Regeneration in RPGs is often a characteristic of specific species - blob monsters of various kinds are favourites as, for some reason, are trolls. If it's added as an afterthought, rather than as a characteristic of a species a healing factor may be at work.

It's also common to discriminate between the "rapid, unkillable healing" versions, the "slower, but still unkillable", "fast (or slow) if not killed" and the artificially induced medical3.

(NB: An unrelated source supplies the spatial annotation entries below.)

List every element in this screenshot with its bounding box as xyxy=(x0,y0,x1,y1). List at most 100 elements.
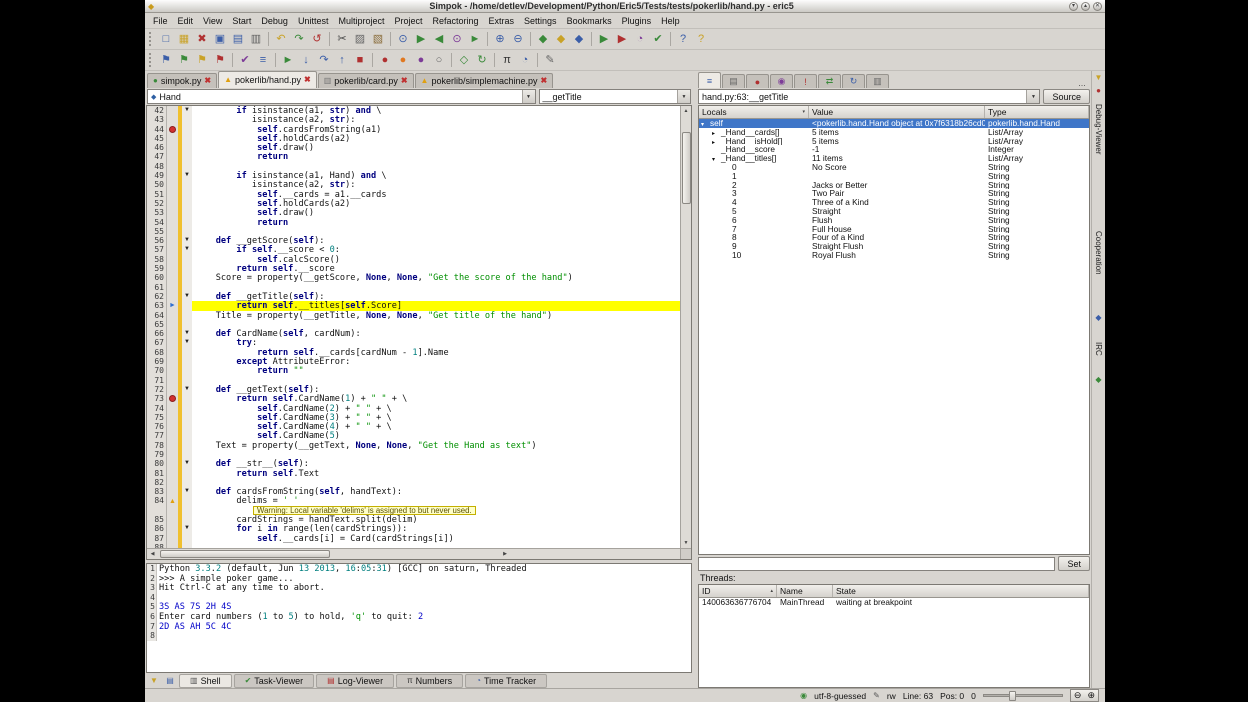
next-bookmark-button[interactable]: ⚑ xyxy=(175,51,193,69)
menu-project[interactable]: Project xyxy=(389,15,427,27)
locals-table-body[interactable]: ▾self<pokerlib.hand.Hand object at 0x7f6… xyxy=(699,119,1089,554)
marker-margin[interactable] xyxy=(167,115,178,124)
maximize-button[interactable]: ▴ xyxy=(1081,2,1090,11)
zoom-out-button[interactable]: ⊖ xyxy=(509,30,527,48)
code-text[interactable]: return "" xyxy=(192,366,680,375)
fold-collapse-icon[interactable]: ▼ xyxy=(182,459,192,468)
code-text[interactable]: self.__cards = a1.__cards xyxy=(192,190,680,199)
column-header-id[interactable]: ID▴ xyxy=(699,585,777,597)
marker-margin[interactable] xyxy=(167,441,178,450)
code-text[interactable]: self.draw() xyxy=(192,143,680,152)
search-prev-button[interactable]: ◀ xyxy=(430,30,448,48)
zoom-slider-handle[interactable] xyxy=(1009,691,1016,701)
menu-help[interactable]: Help xyxy=(656,15,685,27)
chevron-down-icon[interactable]: ▼ xyxy=(1026,90,1039,103)
line-number-margin[interactable]: 46 xyxy=(147,143,167,152)
print-button[interactable]: ▥ xyxy=(247,30,265,48)
spell-check-button[interactable]: ✔ xyxy=(236,51,254,69)
code-text[interactable] xyxy=(192,227,680,236)
variable-row[interactable]: 8Four of a KindString xyxy=(699,233,1089,242)
menu-bookmarks[interactable]: Bookmarks xyxy=(562,15,617,27)
code-text[interactable]: def __getText(self): xyxy=(192,385,680,394)
marker-margin[interactable] xyxy=(167,273,178,282)
code-text[interactable]: def __getTitle(self): xyxy=(192,292,680,301)
code-line[interactable]: 45 self.holdCards(a2) xyxy=(147,134,680,143)
menu-start[interactable]: Start xyxy=(227,15,256,27)
scroll-down-icon[interactable]: ▼ xyxy=(681,538,691,548)
tab-log-viewer[interactable]: ▤Log-Viewer xyxy=(316,674,394,688)
marker-margin[interactable] xyxy=(167,404,178,413)
file-tab-pokerlib-card[interactable]: ▥pokerlib/card.py✖ xyxy=(318,73,414,88)
new-project-button[interactable]: ◆ xyxy=(534,30,552,48)
fold-collapse-icon[interactable]: ▼ xyxy=(182,245,192,254)
editor-vertical-scrollbar[interactable]: ▲ ▼ xyxy=(680,106,691,548)
marker-margin[interactable] xyxy=(167,543,178,548)
marker-margin[interactable] xyxy=(167,134,178,143)
fold-collapse-icon[interactable]: ▼ xyxy=(182,487,192,496)
code-line[interactable]: 56▼ def __getScore(self): xyxy=(147,236,680,245)
variable-row[interactable]: 3Two PairString xyxy=(699,189,1089,198)
code-text[interactable]: self.cardsFromString(a1) xyxy=(192,125,680,134)
expand-icon[interactable]: ▸ xyxy=(712,139,721,146)
variable-row[interactable]: ▸_Hand__cards[]5 itemsList/Array xyxy=(699,128,1089,137)
search-button[interactable]: ⊙ xyxy=(394,30,412,48)
code-line[interactable]: 75 self.CardName(3) + " " + \ xyxy=(147,413,680,422)
fold-collapse-icon[interactable]: ▼ xyxy=(182,236,192,245)
line-number-margin[interactable]: 57 xyxy=(147,245,167,254)
line-number-margin[interactable]: 73 xyxy=(147,394,167,403)
code-text[interactable]: return self.__score xyxy=(192,264,680,273)
tab-overflow-button[interactable]: … xyxy=(1074,79,1090,88)
marker-margin[interactable] xyxy=(167,357,178,366)
set-button[interactable]: Set xyxy=(1058,556,1090,571)
menu-unittest[interactable]: Unittest xyxy=(293,15,334,27)
code-line[interactable]: 46 self.draw() xyxy=(147,143,680,152)
line-number-margin[interactable]: 61 xyxy=(147,283,167,292)
search-next-button[interactable]: ▶ xyxy=(412,30,430,48)
code-line[interactable]: 63► return self.__titles[self.Score] xyxy=(147,301,680,310)
line-number-margin[interactable]: 67 xyxy=(147,338,167,347)
cut-button[interactable]: ✂ xyxy=(333,30,351,48)
save-button[interactable]: ▣ xyxy=(211,30,229,48)
code-line[interactable]: 76 self.CardName(4) + " " + \ xyxy=(147,422,680,431)
variable-row[interactable]: 6FlushString xyxy=(699,216,1089,225)
fold-collapse-icon[interactable]: ▼ xyxy=(182,171,192,180)
tab-time-tracker[interactable]: ◔Time Tracker xyxy=(465,674,547,688)
column-header-type[interactable]: Type xyxy=(985,106,1089,118)
breakpoints-tab[interactable]: ● xyxy=(746,74,769,88)
line-number-margin[interactable]: 84 xyxy=(147,496,167,505)
code-text[interactable] xyxy=(192,162,680,171)
marker-margin[interactable] xyxy=(167,506,178,515)
marker-margin[interactable] xyxy=(167,431,178,440)
time-tracker-button[interactable]: ◔ xyxy=(516,51,534,69)
marker-margin[interactable] xyxy=(167,190,178,199)
line-number-margin[interactable]: 60 xyxy=(147,273,167,282)
stop-debug-button[interactable]: ■ xyxy=(351,51,369,69)
marker-margin[interactable] xyxy=(167,162,178,171)
help-button[interactable]: ? xyxy=(674,30,692,48)
horizontal-scrollbar-thumb[interactable] xyxy=(160,550,330,558)
line-number-margin[interactable]: 52 xyxy=(147,199,167,208)
stack-tab[interactable]: ▤ xyxy=(722,74,745,88)
line-number-margin[interactable]: 87 xyxy=(147,534,167,543)
side-tab-debug-viewer[interactable]: Debug-Viewer xyxy=(1094,100,1103,159)
fold-collapse-icon[interactable]: ▼ xyxy=(182,329,192,338)
marker-margin[interactable] xyxy=(167,125,178,134)
code-line[interactable]: 59 return self.__score xyxy=(147,264,680,273)
fold-collapse-icon[interactable]: ▼ xyxy=(182,292,192,301)
line-number-margin[interactable]: 83 xyxy=(147,487,167,496)
save-project-button[interactable]: ◆ xyxy=(570,30,588,48)
line-number-margin[interactable]: 88 xyxy=(147,543,167,548)
side-tab-irc[interactable]: IRC xyxy=(1094,338,1103,360)
code-text[interactable]: self.CardName(5) xyxy=(192,431,680,440)
file-tab-pokerlib-simplemachine[interactable]: ▲pokerlib/simplemachine.py✖ xyxy=(415,73,554,88)
code-line[interactable]: 80▼ def __str__(self): xyxy=(147,459,680,468)
code-text[interactable]: if isinstance(a1, Hand) and \ xyxy=(192,171,680,180)
close-button[interactable]: ✕ xyxy=(1093,2,1102,11)
code-line[interactable]: 68 return self.__cards[cardNum - 1].Name xyxy=(147,348,680,357)
variable-row[interactable]: 7Full HouseString xyxy=(699,225,1089,234)
line-number-margin[interactable]: 70 xyxy=(147,366,167,375)
replace-button[interactable]: ⊙ xyxy=(448,30,466,48)
code-line[interactable]: 83▼ def cardsFromString(self, handText): xyxy=(147,487,680,496)
line-number-margin[interactable]: 64 xyxy=(147,311,167,320)
check-syntax-button[interactable]: ✔ xyxy=(649,30,667,48)
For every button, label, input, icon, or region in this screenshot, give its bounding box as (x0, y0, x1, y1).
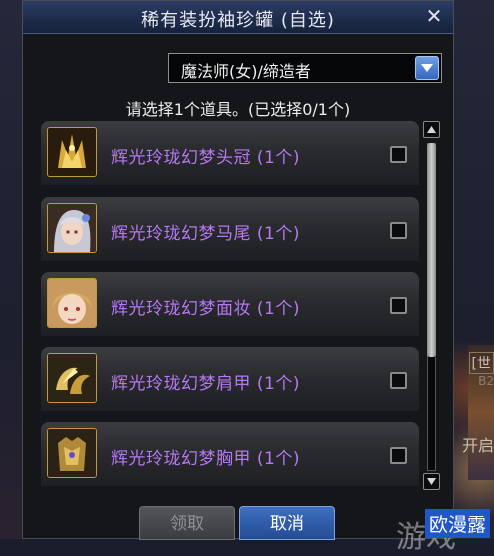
background-open-text: 开启 (461, 436, 494, 455)
close-button[interactable]: ✕ (423, 4, 445, 28)
chest-armor-icon (47, 428, 97, 478)
item-checkbox[interactable] (390, 222, 407, 239)
list-item[interactable]: 辉光玲珑幻梦头冠 (1个) (41, 121, 419, 185)
scroll-up-button[interactable] (423, 121, 440, 138)
background-label-fragment: [世 (468, 352, 494, 374)
item-name: 辉光玲珑幻梦头冠 (1个) (111, 148, 300, 168)
class-select[interactable]: 魔法师(女)/缔造者 (168, 53, 442, 83)
item-name: 辉光玲珑幻梦肩甲 (1个) (111, 374, 300, 394)
arrow-down-icon (427, 478, 436, 485)
shoulder-armor-icon (47, 353, 97, 403)
dialog-title-bar[interactable]: 稀有装扮袖珍罐 (自选) ✕ (23, 1, 453, 34)
item-checkbox[interactable] (390, 297, 407, 314)
crown-icon (47, 127, 97, 177)
item-checkbox[interactable] (390, 447, 407, 464)
scroll-thumb[interactable] (427, 143, 436, 357)
arrow-up-icon (427, 126, 436, 133)
selection-prompt: 请选择1个道具。(已选择0/1个) (125, 100, 351, 119)
scroll-down-button[interactable] (423, 473, 440, 490)
list-item[interactable]: 辉光玲珑幻梦面妆 (1个) (41, 272, 419, 336)
ponytail-avatar-icon (47, 203, 97, 253)
watermark-badge: 欧漫露 (424, 509, 490, 538)
dropdown-button[interactable] (415, 56, 439, 80)
list-item[interactable]: 辉光玲珑幻梦肩甲 (1个) (41, 347, 419, 411)
item-checkbox[interactable] (390, 146, 407, 163)
item-name: 辉光玲珑幻梦胸甲 (1个) (111, 449, 300, 469)
cancel-button[interactable]: 取消 (239, 506, 335, 540)
item-list: 辉光玲珑幻梦头冠 (1个) 辉光玲珑幻梦马尾 (1个) 辉光玲珑幻梦面妆 (1个… (41, 121, 421, 493)
item-checkbox[interactable] (390, 372, 407, 389)
dialog-title: 稀有装扮袖珍罐 (自选) (141, 10, 335, 31)
item-name: 辉光玲珑幻梦马尾 (1个) (111, 224, 300, 244)
list-item[interactable]: 辉光玲珑幻梦胸甲 (1个) (41, 422, 419, 486)
list-item[interactable]: 辉光玲珑幻梦马尾 (1个) (41, 197, 419, 261)
item-name: 辉光玲珑幻梦面妆 (1个) (111, 299, 300, 319)
item-list-scrollbar[interactable] (423, 121, 440, 493)
background-label-fragment-2: B2 (478, 374, 494, 388)
selection-dialog: 稀有装扮袖珍罐 (自选) ✕ 魔法师(女)/缔造者 请选择1个道具。(已选择0/… (22, 0, 454, 540)
receive-button[interactable]: 领取 (139, 506, 235, 540)
face-makeup-avatar-icon (47, 278, 97, 328)
chevron-down-icon (421, 64, 433, 72)
class-select-value: 魔法师(女)/缔造者 (181, 62, 311, 81)
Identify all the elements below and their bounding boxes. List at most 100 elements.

Some regenerators may also leave autonomous body parts lying around when they get bits chopped off. If the chopper off is lucky they will be sacrificial decoys like a skink's tail … in the worst cases the parts will violate conservation of mass completely and re-grow a complete creature from the severed part as well as the original creature growing back what it lost4.

Sources

Bibliography
1. full source reference

Game and Story Use

  • Older than print for boss monsters - Heracles found this to be an annoying characteristic of the Lernaean hydra.
  • Can make a moderately annoying monster into an unkillable menace.
  • Also useful for the Jason style unkillable slasher.
  • For solo RPGs, can keep a PC alive and kicking.
  • For a darker setting, a regenerating monster could be a useful source of power components for alchemy. And because it regenerates …
    • In the same vein, more sadistic villains could indulge in the endless vivisection without the scientific curiosity.
    • There was also a remarkably cheerful WHFRP module in which a colony of cultists fed themselves by repeatedly eating slices cut from one of their number who happened to regenerate.
      • The squick could be reduced on this option by using a different species - like the hydra from Order of the Stick. In reality, tank meat could prove to be something similar in some implementations.
    • In real life, anyone demonstrating this sort of superhuman power has just won a one way ticket to the secure areas of Porton Down (or national equivalent). As discussed in Heroes this is a talent you want to keep really quiet about.